Rupert Murdoch personally attended eight of the 10 meetings they had, including three with chancellor George Osborne, three with then culture secretary Sajid Javid and two with then education secretary Michael Gove, according to analysis of ministerial meetings published by the Media Reform Coalition.

The data shows “that the special access afforded to News Corporation executives has shown no signs of abatement in the aftermath of the phone hacking scandal and subsequent Leveson Inquiry,” the Media Reform Coalition said in a statement.

David Cameron also met News Corp editors and executives including chief executive Robert Thomson, six times between August and the end of March and head one meeting with Daily Mail editor-in-chief Paul Dacre, the coalition found.

He also met the editor and chief executive of the Telegraph, Chris Evans and Aidan Barclay, three times.

The coalition, set up in 2011 in the wake of the phone hacking scandal also called for government ministers appointed since the May election to disclose details of their meetings with media groups.

Culture secretary John Whitingdale had also refused last month “to disclose what meetings he has had, if any, with Sky or News Corp executives since May of this year, in response to a Parliamentary question tabled by Paul Farrelly MP,” they said.
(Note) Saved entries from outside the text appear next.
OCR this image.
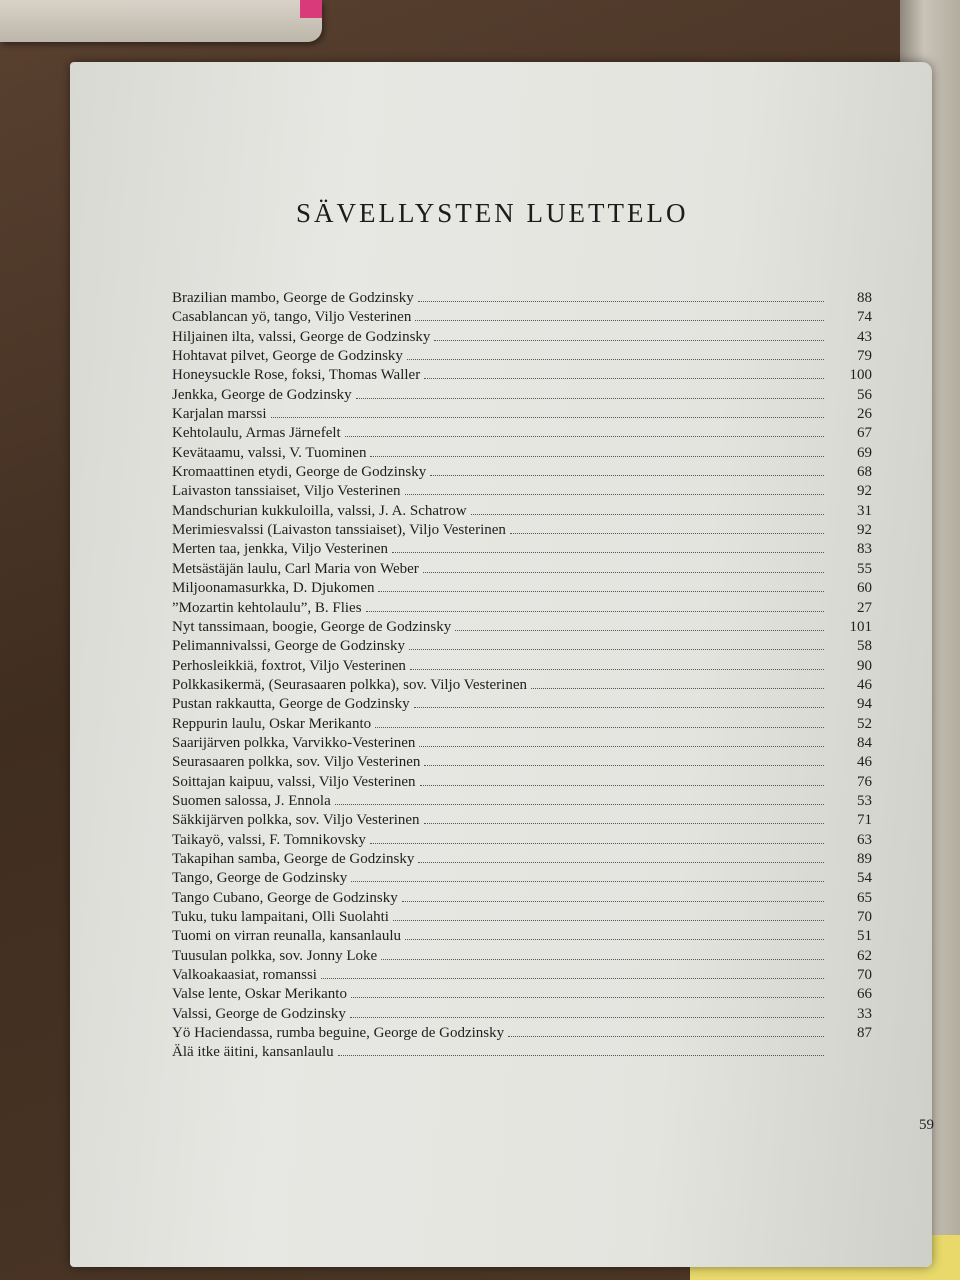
SÄVELLYSTEN LUETTELO
Brazilian mambo, George de Godzinsky	88
Casablancan yö, tango, Viljo Vesterinen	74
Hiljainen ilta, valssi, George de Godzinsky	43
Hohtavat pilvet, George de Godzinsky	79
Honeysuckle Rose, foksi, Thomas Waller	100
Jenkka, George de Godzinsky	56
Karjalan marssi	26
Kehtolaulu, Armas Järnefelt	67
Kevätaamu, valssi, V. Tuominen	69
Kromaattinen etydi, George de Godzinsky	68
Laivaston tanssiaiset, Viljo Vesterinen	92
Mandschurian kukkuloilla, valssi, J. A. Schatrow	31
Merimiesvalssi (Laivaston tanssiaiset), Viljo Vesterinen	92
Merten taa, jenkka, Viljo Vesterinen	83
Metsästäjän laulu, Carl Maria von Weber	55
Miljoonamasurkka, D. Djukomen	60
”Mozartin kehtolaulu”, B. Flies	27
Nyt tanssimaan, boogie, George de Godzinsky	101
Pelimannivalssi, George de Godzinsky	58
Perhosleikkiä, foxtrot, Viljo Vesterinen	90
Polkkasikermä, (Seurasaaren polkka), sov. Viljo Vesterinen	46
Pustan rakkautta, George de Godzinsky	94
Reppurin laulu, Oskar Merikanto	52
Saarijärven polkka, Varvikko-Vesterinen	84
Seurasaaren polkka, sov. Viljo Vesterinen	46
Soittajan kaipuu, valssi, Viljo Vesterinen	76
Suomen salossa, J. Ennola	53
Säkkijärven polkka, sov. Viljo Vesterinen	71
Taikayö, valssi, F. Tomnikovsky	63
Takapihan samba, George de Godzinsky	89
Tango, George de Godzinsky	54
Tango Cubano, George de Godzinsky	65
Tuku, tuku lampaitani, Olli Suolahti	70
Tuomi on virran reunalla, kansanlaulu	51
Tuusulan polkka, sov. Jonny Loke	62
Valkoakaasiat, romanssi	70
Valse lente, Oskar Merikanto	66
Valssi, George de Godzinsky	33
Yö Haciendassa, rumba beguine, George de Godzinsky	87
Älä itke äitini, kansanlaulu
59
“Simply publishing ‘lists’ of meetings with media executives is unlikely to restore any degree of public faith after the rampant institutional corruption between media and officials that was exposed during the Leveson hearings,” they added. “Such is the fog of transparency that endures around the nexus of media and political power.”

A News Corp spokesperson told The Guardian: “As the owner of HarperCollins, Dow Jones, the Wall Street Journal and its WSJ City app, the ad tech company Unruly, printing plants and a number of UK publications, News Corp is a large employer in the UK, making a significant contribution to the economy and people’s lives.”